As Dr. Amanda Calhoun, an adult/child psychiatry resident at Yale School of Medicine and also a woman from an underrepresented group, stated during her recent Grand Rounds presentation, “Many patients who look like me do not trust the medical system, because the medical system has not yet proven itself to be trustworthy. And although I am a proud member of the medical system, to be honest, I don’t always trust it either.”
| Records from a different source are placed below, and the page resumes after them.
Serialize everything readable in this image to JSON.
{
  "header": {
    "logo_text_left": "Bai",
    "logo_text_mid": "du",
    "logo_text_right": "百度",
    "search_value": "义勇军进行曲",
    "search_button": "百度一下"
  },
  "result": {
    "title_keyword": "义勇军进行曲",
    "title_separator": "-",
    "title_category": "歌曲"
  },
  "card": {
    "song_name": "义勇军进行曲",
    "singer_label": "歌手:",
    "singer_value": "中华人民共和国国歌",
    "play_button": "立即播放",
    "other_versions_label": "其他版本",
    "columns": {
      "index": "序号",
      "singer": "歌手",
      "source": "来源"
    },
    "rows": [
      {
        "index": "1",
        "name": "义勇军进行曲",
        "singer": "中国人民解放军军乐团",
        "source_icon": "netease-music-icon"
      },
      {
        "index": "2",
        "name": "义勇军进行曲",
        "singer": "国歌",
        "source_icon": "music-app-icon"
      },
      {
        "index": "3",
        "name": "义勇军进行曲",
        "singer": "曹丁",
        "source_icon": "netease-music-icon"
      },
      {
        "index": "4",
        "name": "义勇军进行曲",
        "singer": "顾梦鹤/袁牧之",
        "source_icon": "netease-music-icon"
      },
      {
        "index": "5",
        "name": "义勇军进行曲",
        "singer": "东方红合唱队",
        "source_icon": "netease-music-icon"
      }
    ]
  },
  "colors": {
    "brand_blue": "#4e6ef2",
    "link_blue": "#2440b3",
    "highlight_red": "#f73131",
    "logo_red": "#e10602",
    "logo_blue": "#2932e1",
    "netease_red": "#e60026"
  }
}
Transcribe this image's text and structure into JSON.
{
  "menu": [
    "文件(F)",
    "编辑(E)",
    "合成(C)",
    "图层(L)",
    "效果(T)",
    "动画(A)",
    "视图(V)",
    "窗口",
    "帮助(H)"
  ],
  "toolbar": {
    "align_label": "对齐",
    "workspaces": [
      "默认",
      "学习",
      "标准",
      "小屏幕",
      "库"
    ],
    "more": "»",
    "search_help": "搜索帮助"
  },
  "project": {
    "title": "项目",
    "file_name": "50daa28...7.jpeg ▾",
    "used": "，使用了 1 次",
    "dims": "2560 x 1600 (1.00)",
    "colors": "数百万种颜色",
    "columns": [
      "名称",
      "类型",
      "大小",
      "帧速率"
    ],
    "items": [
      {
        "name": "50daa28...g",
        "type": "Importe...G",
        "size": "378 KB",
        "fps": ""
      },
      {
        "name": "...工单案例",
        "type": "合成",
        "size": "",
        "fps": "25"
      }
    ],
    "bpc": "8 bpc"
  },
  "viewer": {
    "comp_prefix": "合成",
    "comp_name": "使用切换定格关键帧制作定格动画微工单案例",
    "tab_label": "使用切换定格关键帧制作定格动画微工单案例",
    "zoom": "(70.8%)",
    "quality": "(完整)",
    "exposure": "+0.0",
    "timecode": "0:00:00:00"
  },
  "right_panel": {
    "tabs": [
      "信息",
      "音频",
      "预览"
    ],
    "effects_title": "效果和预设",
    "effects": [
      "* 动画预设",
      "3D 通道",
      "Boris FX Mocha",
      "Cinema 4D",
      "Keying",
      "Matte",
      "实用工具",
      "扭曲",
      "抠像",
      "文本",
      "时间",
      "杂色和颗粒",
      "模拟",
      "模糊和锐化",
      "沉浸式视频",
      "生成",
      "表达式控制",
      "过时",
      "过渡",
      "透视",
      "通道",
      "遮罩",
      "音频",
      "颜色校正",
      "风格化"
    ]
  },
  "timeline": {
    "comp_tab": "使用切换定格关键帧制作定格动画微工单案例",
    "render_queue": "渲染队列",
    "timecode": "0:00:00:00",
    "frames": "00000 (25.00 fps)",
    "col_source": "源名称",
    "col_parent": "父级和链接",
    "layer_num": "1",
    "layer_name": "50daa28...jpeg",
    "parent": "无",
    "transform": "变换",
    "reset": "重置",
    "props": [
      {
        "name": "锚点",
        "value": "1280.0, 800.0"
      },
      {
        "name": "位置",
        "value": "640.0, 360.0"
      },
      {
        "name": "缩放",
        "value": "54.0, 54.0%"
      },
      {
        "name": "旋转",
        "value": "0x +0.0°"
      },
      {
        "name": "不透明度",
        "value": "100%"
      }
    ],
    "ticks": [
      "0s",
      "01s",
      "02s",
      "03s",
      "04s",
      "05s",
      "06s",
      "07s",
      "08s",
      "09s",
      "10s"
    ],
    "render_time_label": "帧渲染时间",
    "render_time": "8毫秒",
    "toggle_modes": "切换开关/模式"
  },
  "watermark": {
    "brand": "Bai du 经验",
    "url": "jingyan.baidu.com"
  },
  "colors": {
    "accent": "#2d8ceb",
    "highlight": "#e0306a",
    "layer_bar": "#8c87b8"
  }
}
Her bold statement struck a chord with me. There is much work to do in building this trust.
We Must Do Better
Some of the inequities and injustices facing our country today carry with them decades or even centuries of history that makes righting the path a difficult endeavor. But as we are seeing with the #MeToo movement, change is possible as voices come together and plans mobilize. Dr. Arline Geronimus has been researching the effects of racism on health for many years. Her 1992 paper in Ethnicity & Disease introduced the idea of “weathering”: that the cumulative effect of racism on black women negatively impacts birth outcomes. Dr. Geronimus’s hypothesis suggests that some solutions may be found at the intersection of science, medicine, and public health.
With the Macy Foundation’s history of supporting research related to obstetrics care, we believe focusing on maternal health for black women stays true to something valued by Kate Macy Ladd while also staying attuned to doing better for today’s society. Our new strategic plan leads with a priority to promote equity, diversity, and belonging in health professions education. One significant piece of this priority area aims to eliminate harmful biases in care for patients. The plan also introduces priorities to increase collaboration among health professionals and to prepare these professionals to navigate ethical dilemmas. The issue of maternal health for black women touches on all these areas, and I believe Mrs. Ladd would be deeply proud to support the type of work that leads to better maternal care for black women.
We encourage those who have proposals that address these areas of equity, collaboration, and navigating ethical dilemmas—including proposals that would lead to better maternity care for black women—to share those ideas with us and apply for funding. Owing to our foundation’s focus on early learners, proposals should involve students, residents, graduate students, and/or fellows who have an active role in the clinical learning environment. We are proud to be the stewards of Kate Macy Ladd’s vision and look forward to working alongside you to improve health for all.